I am trying to scrape a page product detail page
but I am not able to find the tag when the code runs. I print the parent tag out, and I see the h2
tag I want, and also when I enter the debugger I can get what I want.
import time
from bs4 import BeautifulSoup
from playwright.sync_api import sync_playwright
def playwright_get_soup(url, selector_to_wait_for=None, wait_after_page_load=None):
with sync_playwright() as this_playwright:
browser = this_playwright.chromium.launch()
page = browser.new_page()
page.goto(url)
try:
page.wait_for_load_state("load")
if wait_after_page_load:
time.sleep(wait_after_page_load)
except:
pass
if selector_to_wait_for:
page.wait_for_selector(selector_to_wait_for, timeout=15000)
soup = BeautifulSoup(page.content(), "html.parser")
browser.close()
return soup
def parse_product_detail_page(soup):
parent_block = soup.find("div", class_="primary_block")
name_and_id_box = parent_block.find("div", class_="item-box")
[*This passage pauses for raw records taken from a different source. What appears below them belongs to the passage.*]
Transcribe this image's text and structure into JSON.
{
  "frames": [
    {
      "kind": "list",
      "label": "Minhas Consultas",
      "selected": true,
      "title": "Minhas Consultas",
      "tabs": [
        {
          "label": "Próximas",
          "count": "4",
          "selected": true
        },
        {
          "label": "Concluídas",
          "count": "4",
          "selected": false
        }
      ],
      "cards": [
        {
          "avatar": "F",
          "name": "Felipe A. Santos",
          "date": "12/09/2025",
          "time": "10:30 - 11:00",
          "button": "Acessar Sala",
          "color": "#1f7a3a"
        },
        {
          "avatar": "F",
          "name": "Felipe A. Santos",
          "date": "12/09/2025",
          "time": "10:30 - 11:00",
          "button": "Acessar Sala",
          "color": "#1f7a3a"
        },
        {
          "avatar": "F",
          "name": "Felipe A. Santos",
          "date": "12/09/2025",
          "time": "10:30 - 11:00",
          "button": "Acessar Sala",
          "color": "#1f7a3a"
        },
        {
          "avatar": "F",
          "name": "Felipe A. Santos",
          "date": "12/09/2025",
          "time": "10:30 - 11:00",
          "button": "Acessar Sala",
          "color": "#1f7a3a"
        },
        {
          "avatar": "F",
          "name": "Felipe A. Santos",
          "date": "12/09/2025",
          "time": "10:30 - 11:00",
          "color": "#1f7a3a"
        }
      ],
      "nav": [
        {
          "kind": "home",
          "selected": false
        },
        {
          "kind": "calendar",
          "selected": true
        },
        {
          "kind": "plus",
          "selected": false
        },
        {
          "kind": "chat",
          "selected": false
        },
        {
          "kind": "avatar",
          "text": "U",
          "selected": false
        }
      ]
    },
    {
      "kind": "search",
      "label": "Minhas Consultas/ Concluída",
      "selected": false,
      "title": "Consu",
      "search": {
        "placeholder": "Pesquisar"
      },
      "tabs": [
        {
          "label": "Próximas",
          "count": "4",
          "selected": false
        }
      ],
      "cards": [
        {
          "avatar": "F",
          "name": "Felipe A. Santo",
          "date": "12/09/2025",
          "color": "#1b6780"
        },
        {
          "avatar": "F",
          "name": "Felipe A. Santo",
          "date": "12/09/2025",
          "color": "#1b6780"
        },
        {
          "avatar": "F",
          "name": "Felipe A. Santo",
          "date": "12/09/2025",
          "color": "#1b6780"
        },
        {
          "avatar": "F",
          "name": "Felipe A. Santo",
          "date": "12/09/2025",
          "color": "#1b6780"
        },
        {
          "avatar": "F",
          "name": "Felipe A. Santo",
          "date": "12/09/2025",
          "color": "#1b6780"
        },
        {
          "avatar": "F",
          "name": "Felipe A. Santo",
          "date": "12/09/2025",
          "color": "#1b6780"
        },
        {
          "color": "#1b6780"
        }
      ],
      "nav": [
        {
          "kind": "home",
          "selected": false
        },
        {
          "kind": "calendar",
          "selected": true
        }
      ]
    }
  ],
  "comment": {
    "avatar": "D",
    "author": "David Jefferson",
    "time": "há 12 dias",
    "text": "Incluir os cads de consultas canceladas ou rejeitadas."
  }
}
print(name_and_id_box) # the h2 tag is visible here
name_and_id_header = name_and_id_box.find("h2", class_="col-xs-6 ")
# import ipdb; ipdb.set_trace() # the h2 tag is also visible here
id_and_raw_name = name_and_id_header.split("#", maxsplit=1) # this is where the program errors out
def scrape_product_detail_page(product_detail_url):
try:
soup = playwright_url_to_soup(product_detail_url, selector_to_wait_for=".item-box")
except:
return None
parsed_data = parse_product_detail_page(soup)
return parsed_data
result = scrape_product_detail_page("https://www.innovation-line.com/four-color-photoimage-products/ventoux-210d-polyester-drawstring-cinch-pack-backpack-907.html")
I would appreciate some help determining why name_and_id_header
keeps showing up as none. Thank you
There is a whitespace in your BeautifulSoup class selection:
name_and_id_box.find("h2", class_="col-xs-6 ")
should be "col-xs-6":
name_and_id_box.find("h2", class_="col-xs-6").get_text()
or simply, because it is the only <h2>
there:
name_and_id_box.h2.get_text()